Das meint ÖKO-TEST zu Klima-Werbung
Auch ÖKO-TEST fordert klarere Regelungen, die es Verbrauchern ermöglichen, echte Nachhaltigkeitsbemühungen zu erkennen und von Greenwashing zu unterscheiden.
In unserem Test von Holzpellets, der im November-Magazin 2023 erschienen ist, werten wir auch Aussagen wie "klimaneutral", "CO₂-neutral" oder vergleichbaren Angaben auf den Verpackungen ab. Denn wir finden: Eine solche Werbung lässt die Pellets umweltfreundlicher erscheinen, als sie sind. Für uns ist das Greenwashing.
Den Vorschlag der EU-Kommission aus dem März 2023, eine neue Green-Claims-Richtlinie betreffend, finden wir vielversprechend, ebenso den vorherigen Vorschlag der Kommission zur "Stärkung der Verbraucher für den ökologischen Wandel durch besseren Schutz gegen unlautere Praktiken und bessere Informationen" aus dem März 2022. Über beide Papiere wird innerhalb der EU-Gremien noch verhandelt.

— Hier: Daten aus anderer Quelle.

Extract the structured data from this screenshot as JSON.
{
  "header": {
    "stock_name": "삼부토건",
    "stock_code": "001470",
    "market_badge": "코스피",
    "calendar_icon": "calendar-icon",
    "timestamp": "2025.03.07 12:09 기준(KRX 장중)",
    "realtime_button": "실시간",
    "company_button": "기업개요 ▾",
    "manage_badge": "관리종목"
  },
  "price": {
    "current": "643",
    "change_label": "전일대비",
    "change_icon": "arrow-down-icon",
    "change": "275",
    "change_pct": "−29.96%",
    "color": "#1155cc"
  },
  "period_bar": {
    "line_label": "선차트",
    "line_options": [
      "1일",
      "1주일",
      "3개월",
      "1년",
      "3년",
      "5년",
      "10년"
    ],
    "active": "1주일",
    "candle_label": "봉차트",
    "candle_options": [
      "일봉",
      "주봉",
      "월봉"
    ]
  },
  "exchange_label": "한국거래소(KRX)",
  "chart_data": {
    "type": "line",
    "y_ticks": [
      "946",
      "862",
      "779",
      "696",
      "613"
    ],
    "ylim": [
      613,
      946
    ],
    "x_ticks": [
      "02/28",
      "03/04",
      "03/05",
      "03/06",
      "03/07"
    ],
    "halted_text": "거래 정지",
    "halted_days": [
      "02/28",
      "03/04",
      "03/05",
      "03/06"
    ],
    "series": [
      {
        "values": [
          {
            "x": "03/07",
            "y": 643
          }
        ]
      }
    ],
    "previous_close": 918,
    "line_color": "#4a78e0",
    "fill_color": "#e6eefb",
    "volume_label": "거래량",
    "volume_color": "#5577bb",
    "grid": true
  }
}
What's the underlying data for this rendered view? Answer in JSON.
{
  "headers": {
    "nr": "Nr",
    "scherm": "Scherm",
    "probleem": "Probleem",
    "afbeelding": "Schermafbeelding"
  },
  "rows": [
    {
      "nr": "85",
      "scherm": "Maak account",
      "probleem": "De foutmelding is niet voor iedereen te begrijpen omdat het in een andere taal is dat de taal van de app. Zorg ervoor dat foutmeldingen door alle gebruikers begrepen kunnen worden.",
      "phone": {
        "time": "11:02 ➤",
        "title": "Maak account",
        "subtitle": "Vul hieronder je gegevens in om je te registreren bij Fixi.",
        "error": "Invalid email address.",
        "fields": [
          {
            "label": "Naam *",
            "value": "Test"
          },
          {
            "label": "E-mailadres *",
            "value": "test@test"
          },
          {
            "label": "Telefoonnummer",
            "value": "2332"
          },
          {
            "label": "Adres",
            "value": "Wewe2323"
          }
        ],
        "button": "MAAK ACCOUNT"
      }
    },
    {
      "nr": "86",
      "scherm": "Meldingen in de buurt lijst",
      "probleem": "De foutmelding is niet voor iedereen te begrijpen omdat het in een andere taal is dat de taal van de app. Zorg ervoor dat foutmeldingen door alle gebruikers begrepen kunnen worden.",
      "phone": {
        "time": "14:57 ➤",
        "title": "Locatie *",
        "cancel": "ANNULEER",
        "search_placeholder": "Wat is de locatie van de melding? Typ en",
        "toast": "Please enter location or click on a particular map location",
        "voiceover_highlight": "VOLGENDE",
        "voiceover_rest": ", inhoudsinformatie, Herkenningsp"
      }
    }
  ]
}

Ob, wann und in welcher Form sie einmal zu nationalen Gesetzen werden könnten, ist noch nicht zu sagen.
Unabhängig davon ist für uns aber klar: Mit Werbung, die Verbrauchern suggeriert, Konsum könne klimaneutral vonstatten gehen, muss Schluss sein. Zumal es für private Klimalabel derzeit keine verbindlichen Regeln gibt. Das muss sich ändern. Klare Kriterien, wie es beispielsweise beim Bio-Siegel der Fall ist, müssen her.